The slightly awkward detail, which has been quietly left in the airing cupboard, is that we did this in the first place. In the 1970s, Britain insisted that marmalade should mean citrus only. We drew a line in the sugary sand and told Europe, quite firmly, that marmalade was not to be trifled with. It was one of those moments of national clarity, up there with decimalisation and flared trousers.
And just to make it all a bit more absurd, the word itself is not even British. "Marmalade" comes from the Portuguese marmelada, a quince paste made from marmelo - quince. In other words, the original marmalade was not orange at all, but a sort of firm quince jelly eaten in slices. We imported the word, changed the meaning, enforced it on Europe, and are now affronted that Europe has stopped following our instructions quite so obediently.

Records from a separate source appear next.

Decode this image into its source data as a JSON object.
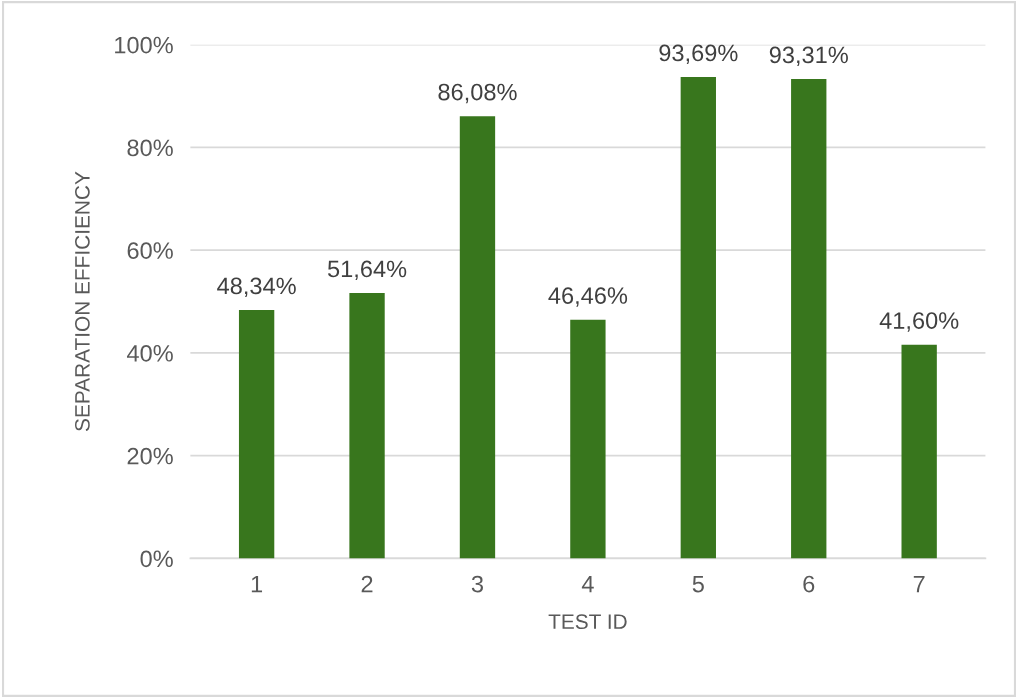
{
  "chart_data": {
    "type": "bar",
    "xlabel": "TEST ID",
    "ylabel": "SEPARATION EFFICIENCY",
    "categories": [
      "1",
      "2",
      "3",
      "4",
      "5",
      "6",
      "7"
    ],
    "values": [
      48.34,
      51.64,
      86.08,
      46.46,
      93.69,
      93.31,
      41.6
    ],
    "value_labels": [
      "48,34%",
      "51,64%",
      "86,08%",
      "46,46%",
      "93,69%",
      "93,31%",
      "41,60%"
    ],
    "color": "#38761d",
    "ylim": [
      0,
      100
    ],
    "yticks": [
      {
        "value": 0,
        "label": "0%"
      },
      {
        "value": 20,
        "label": "20%"
      },
      {
        "value": 40,
        "label": "40%"
      },
      {
        "value": 60,
        "label": "60%"
      },
      {
        "value": 80,
        "label": "80%"
      },
      {
        "value": 100,
        "label": "100%"
      }
    ],
    "grid": "y",
    "legend": false
  }
}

And yet the reaction has been predictably operatic. You can almost hear the violins as commentators speak of heritage, tradition, and the quiet dignity of the breakfast table, as though a jar of marmalade were the last line of defence against continental chaos.
Meanwhile, in the real world, most jars already say "Seville orange marmalade", because producers quite like telling you what is in them. This has not, to date, triggered social collapse.
What makes this oddly revealing is how neatly it fits the pattern. A small, technical adjustment becomes a cultural grievance. A labelling tweak is inflated into an existential threat. And the fact that we wrote the original rule ourselves is treated as an inconvenient footnote, rather than the entire story.
It is a bit like insisting your classic car must only ever run on a particular grade of fuel, arguing about it for decades, and then becoming furious when the rest of the garage shrugs and says, "Fine, use what you like."
So here we are. A country that once ran a global empire now reduced to arguing about the wording on a breakfast spread we defined ourselves half a century ago.
Still, I suppose it is progress of a sort. At least this time, the argument is unlikely to end in a referendum. Or, more worryingly, it might.